Pero quien estaba de continuo al pie del cañón eran las enfermeras. Las que les habían tocado, tan maravillosas, tan sencillas.
–Hola Arturo, ¿cómo pasaste la noche? Un pinchacito y me voy.
Una zalamería para un paciente, un caramelo, un almíbar.
–No te preocupes, tú pincha ahí, todo tuyo –se arremangaba el pijama con docilidad.
Y pinchaban, extraían, curaban, ponían termómetros y cambiaban las botellas de suero con una facilidad que a Marcy la dejaba extasiada.
Tomaban notas y se alisaban la bata, cortita y bien ajustada, con botones delanteros, que creaba la duda de si había o no ropa debajo. La cara bien maquillada y la raya del ojo puesta y el pelo alisado perfecto. Y un perfume suave, fresquísimo que quedaba en el cuarto después de que se iban.
Siempre había oído que en los hospitales había líos de faldas, y tenía que ser verdad por fuerza.
El doctor que le había tocado a su padre era muy serio, profesional, Marcy le conoció una mañana en que pasó visita mientras estaba ella en la habitación.
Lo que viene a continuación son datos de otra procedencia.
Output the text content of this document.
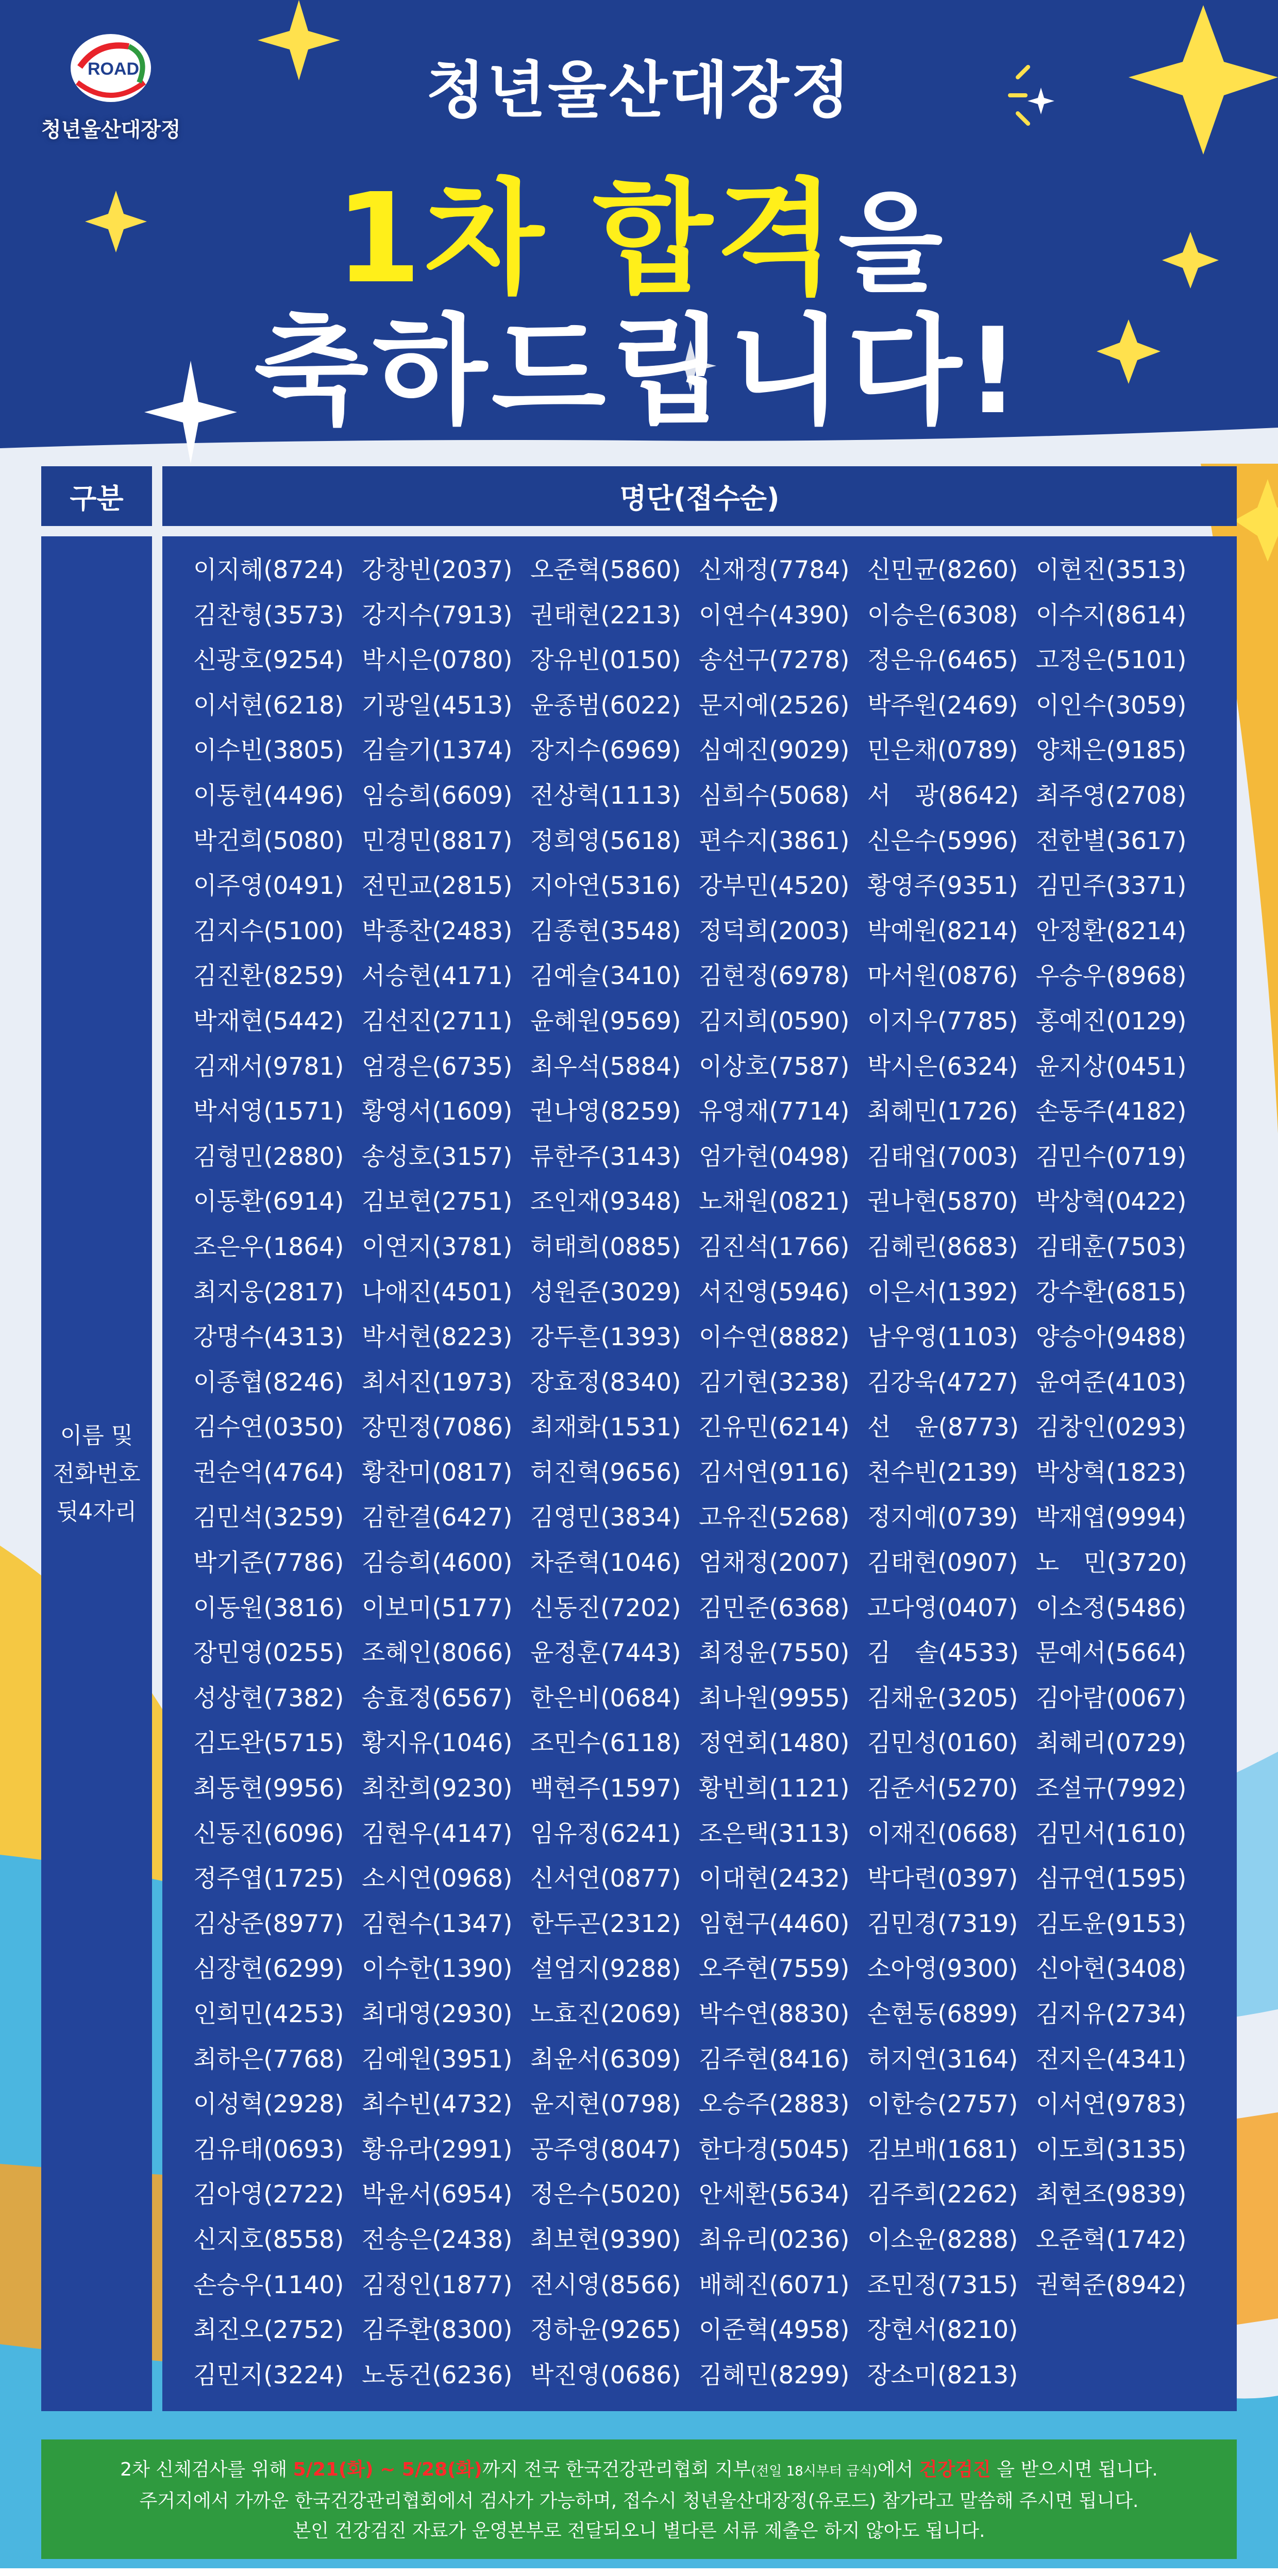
ROAD
청년울산대장정
청년울산대장정
1차 합격을
축하드립니다!
구분	명단(접수순)
이름 및
전화번호
뒷4자리
이지혜(8724) 강창빈(2037) 오준혁(5860) 신재정(7784) 신민균(8260) 이현진(3513)
김찬형(3573) 강지수(7913) 권태현(2213) 이연수(4390) 이승은(6308) 이수지(8614)
신광호(9254) 박시은(0780) 장유빈(0150) 송선구(7278) 정은유(6465) 고정은(5101)
이서현(6218) 기광일(4513) 윤종범(6022) 문지예(2526) 박주원(2469) 이인수(3059)
이수빈(3805) 김슬기(1374) 장지수(6969) 심예진(9029) 민은채(0789) 양채은(9185)
이동헌(4496) 임승희(6609) 전상혁(1113) 심희수(5068) 서　광(8642) 최주영(2708)
박건희(5080) 민경민(8817) 정희영(5618) 편수지(3861) 신은수(5996) 전한별(3617)
이주영(0491) 전민교(2815) 지아연(5316) 강부민(4520) 황영주(9351) 김민주(3371)
김지수(5100) 박종찬(2483) 김종현(3548) 정덕희(2003) 박예원(8214) 안정환(8214)
김진환(8259) 서승현(4171) 김예슬(3410) 김현정(6978) 마서원(0876) 우승우(8968)
박재현(5442) 김선진(2711) 윤혜원(9569) 김지희(0590) 이지우(7785) 홍예진(0129)
김재서(9781) 엄경은(6735) 최우석(5884) 이상호(7587) 박시은(6324) 윤지상(0451)
박서영(1571) 황영서(1609) 권나영(8259) 유영재(7714) 최혜민(1726) 손동주(4182)
김형민(2880) 송성호(3157) 류한주(3143) 엄가현(0498) 김태업(7003) 김민수(0719)
이동환(6914) 김보현(2751) 조인재(9348) 노채원(0821) 권나현(5870) 박상혁(0422)
조은우(1864) 이연지(3781) 허태희(0885) 김진석(1766) 김혜린(8683) 김태훈(7503)
최지웅(2817) 나애진(4501) 성원준(3029) 서진영(5946) 이은서(1392) 강수환(6815)
강명수(4313) 박서현(8223) 강두흔(1393) 이수연(8882) 남우영(1103) 양승아(9488)
이종협(8246) 최서진(1973) 장효정(8340) 김기현(3238) 김강욱(4727) 윤여준(4103)
김수연(0350) 장민정(7086) 최재화(1531) 긴유민(6214) 선　윤(8773) 김창인(0293)
권순억(4764) 황찬미(0817) 허진혁(9656) 김서연(9116) 천수빈(2139) 박상혁(1823)
김민석(3259) 김한결(6427) 김영민(3834) 고유진(5268) 정지예(0739) 박재엽(9994)
박기준(7786) 김승희(4600) 차준혁(1046) 엄채정(2007) 김태현(0907) 노　민(3720)
이동원(3816) 이보미(5177) 신동진(7202) 김민준(6368) 고다영(0407) 이소정(5486)
장민영(0255) 조혜인(8066) 윤정훈(7443) 최정윤(7550) 김　솔(4533) 문예서(5664)
성상현(7382) 송효정(6567) 한은비(0684) 최나원(9955) 김채윤(3205) 김아람(0067)
김도완(5715) 황지유(1046) 조민수(6118) 정연회(1480) 김민성(0160) 최혜리(0729)
최동현(9956) 최찬희(9230) 백현주(1597) 황빈희(1121) 김준서(5270) 조설규(7992)
신동진(6096) 김현우(4147) 임유정(6241) 조은택(3113) 이재진(0668) 김민서(1610)
정주엽(1725) 소시연(0968) 신서연(0877) 이대현(2432) 박다련(0397) 심규연(1595)
김상준(8977) 김현수(1347) 한두곤(2312) 임현구(4460) 김민경(7319) 김도윤(9153)
심장현(6299) 이수한(1390) 설엄지(9288) 오주현(7559) 소아영(9300) 신아현(3408)
인희민(4253) 최대영(2930) 노효진(2069) 박수연(8830) 손현동(6899) 김지유(2734)
최하은(7768) 김예원(3951) 최윤서(6309) 김주현(8416) 허지연(3164) 전지은(4341)
이성혁(2928) 최수빈(4732) 윤지현(0798) 오승주(2883) 이한승(2757) 이서연(9783)
김유태(0693) 황유라(2991) 공주영(8047) 한다경(5045) 김보배(1681) 이도희(3135)
김아영(2722) 박윤서(6954) 정은수(5020) 안세환(5634) 김주희(2262) 최현조(9839)
신지호(8558) 전송은(2438) 최보현(9390) 최유리(0236) 이소윤(8288) 오준혁(1742)
손승우(1140) 김정인(1877) 전시영(8566) 배혜진(6071) 조민정(7315) 권혁준(8942)
최진오(2752) 김주환(8300) 정하윤(9265) 이준혁(4958) 장현서(8210)
김민지(3224) 노동건(6236) 박진영(0686) 김혜민(8299) 장소미(8213)

2차 신체검사를 위해 5/21(화) ~ 5/28(화)까지 전국 한국건강관리협회 지부(전일 18시부터 금식)에서 건강검진 을 받으시면 됩니다.

주거지에서 가까운 한국건강관리협회에서 검사가 가능하며, 접수시 청년울산대장정(유로드) 참가라고 말씀해 주시면 됩니다.

본인 건강검진 자료가 운영본부로 전달되오니 별다른 서류 제출은 하지 않아도 됩니다.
Le preguntó los síntomas como rezando el rosario y Arturo le respondió con monosílabos. Le puso el estetoscopio en varios sitios del pecho y miró la radiografía al trasluz meneando la cabeza en sentido negativo. A Marcy no la hizo salir mientras lo revisó.
–Curarse no se va a curar, Arturo, eso ya lo sabe usted –eso lo dijo muy clarito.
Pero el doctor era incapaz de dar una mala noticia sin arreglarla algo.
–Pero va a mejorar, eso sí, para irse a su casa, que es lo que quiere.
Cuando se iba, Marcy fue detrás de él hasta la puerta, donde su padre ya no podía oírles.
–Está muy mal, está muy mal, mi pronóstico es sombrío.
Hizo como que dudaba y prosiguió.
–Pero su padre es fuerte,  muy fuerte.
El doctor echó una ojeada a la habitación.
–Veo que tiene convertido esto en su cuartel general.
–Perdone, es que yo…, estoy preparando…
–No se disculpe, al contrario, hace muy bien. Usted es la mejor medicina para su padre. Está muy orgulloso.
Salió del cuarto, como llevándose un trozo del mal del padre de Marcy consigo para estudiarlo después bajo la lente del microscopio y sanarlo,  y dejó a Arturo algo aliviado con la esperanza de abandonar de una vez aquel encierro.